This is the 4th year I have organised a trip to Vancouver Island over the Easter long weekend. In my mind this weekend marks the start of the "official" biking season (since biking never really ends for me, I just tend to bike a tad less over the colder months) It is a chance to get a bunch of friends together and pack ourselves off to one of my favorite places to ride; Cumberland. For the past couple of years we have rented a private house that sleeps 10 and has a large garage for bike storage as well as everyone's guilty little please, a hot tub.
Day 1 - Nanaimo
Packing, I am terrible at packing to go anywhere (I not so secretly think it drives my Jackrabbit a little nuts as he tends to like to be a little more organised pre trip) I tend to pack last minute, no matter how often I plan to be organised earlier it never happens. I have theories about this, the first is that by packing last minute I don't bring too much stuff that I don't need. The second theory is that I enjoy a little bit of chaos in my life. Regardless, not only did I need to pack, I also had to partly strip down my new Specialized Camber Comp 29er and rebuild it the way I like.
Leaving things to the last minute means that the last hour before arriving at the ferry (even with a reservation) is pretty hectic, I also had to collect 3 other members of our riding party along the way and fit them and all their gear into the Beast (aka Gina's truck) we actually arrived at the ferry terminal with plenty of time to spare.
Day 2 - Cumberland
Also known as, "let's see how many Cumberland trails we can ride today". After a quick warm up on the road we hit our first bit of single track; a trail called Two & A Juice, this linked us into Buggered Pig, this later trail is a homage to North Shore woodwork as it is littered with log rides, ladder bridges and skinnies, a lot of which looked to be recently re-built. From here it's a long pedal up fire-roads, our goal for the day was to reach the highest trails on the map, those that I've only ever looked and and wished I could ride in the past but were always under snow, but today, I was confident that we would be able to push through whatever snow remained and make it to the top.
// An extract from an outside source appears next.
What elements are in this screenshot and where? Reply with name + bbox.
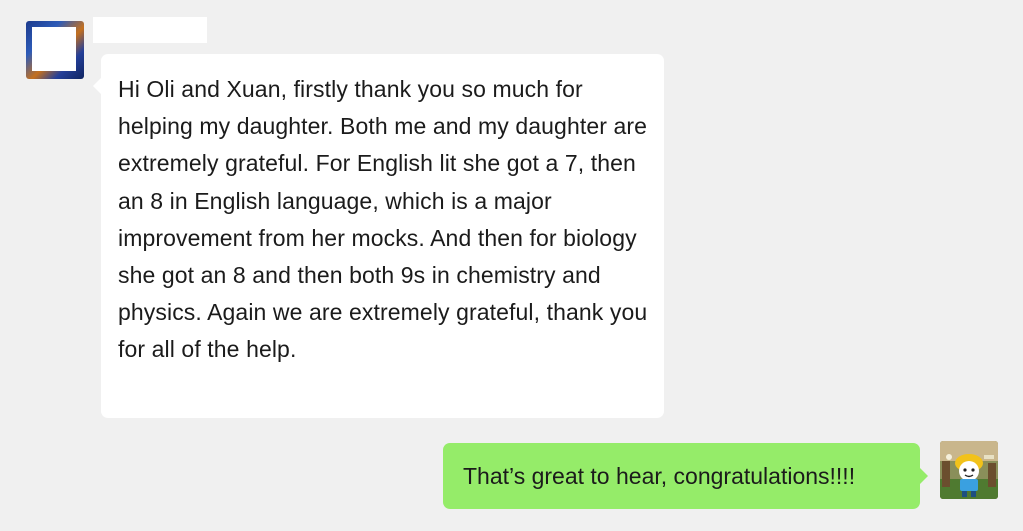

Today we got to go and ride my current favorite trail in Cumberland. As I am adverse to riding road, and since no one else complained, we shuttled to the gated road that marks the start of the accent for today's adventure. As you head up the fireroad you look up and see a wall of mountain, with a fire road heading up the side of it, it's really quite impressive; I also think this was when I got my first dark looks from a couple of my adventure companions. About 20 minutes up the fire road we pass the exit to the trail, I decided to keep that one to myself. Fire road eventually turns into an old moto double track road, that then turns into a "put your bikes on your shoulders and start hiking up" sort of track, after about an hour of this we eventually popped out on the main FSR, at which point I think a couple of people realised we could have taken a far mellower (albeit much longer) approach to getting up the mountain.
Another day, another planned ride. I began today's ride informing everyone that it was pretty much one big climb followed by one big descent (I think I forgot to mention the second small climb) Nikkei Mountain is the Eastern side of the Cumberland trails, and again we had two options to get up the mountain. Option A, straight up including a hike-a-bike or Option B, a more meandering route along interconnecting fire roads; I of course chose Option A for us.
Once you get to the top of Nikkei Mt I think my crew appreciated the views, I know they also appreciated the descent! The first trail Rhizome is through a clear cut and it's fast and flowy with lots of little hits, once you cross the road the trails started to get a little steep and a little more technical, we also re-entered the forest. Unfortunately all good things must come to an end and we finally hit the low point, luckily I knew what trails to take to get us back up the mountain a ways so we could enjoy a second descent.
The afternoon the rain that had been threatening all weekend finally decided to make good on it's threat and began to fall, a very small group of brave souls chose to slip in a single lap on Forbidden before deciding that a hot tub and cold beer was more appealing than wet and cold mountain bike trails
Day 5 - Maple Mountain
Another early morning, although today was our last day, it was by no means any less action packed! We loaded up our trucks and said farwell to Cumberland and made our way south heading towards Cowichan to what was until recently a little known about trail on Maple Mountain. Maple Syrup is my favorite trail on Vancouver Island, and it's one of my top 10 favorite trails. You climb 5km up the main fire road to a radio tower, from here you drop into the trail. Maple Syrup & Solar Coaster are around 9km of single track, so when you start doing that math in your head, yes you climb back down the mountain.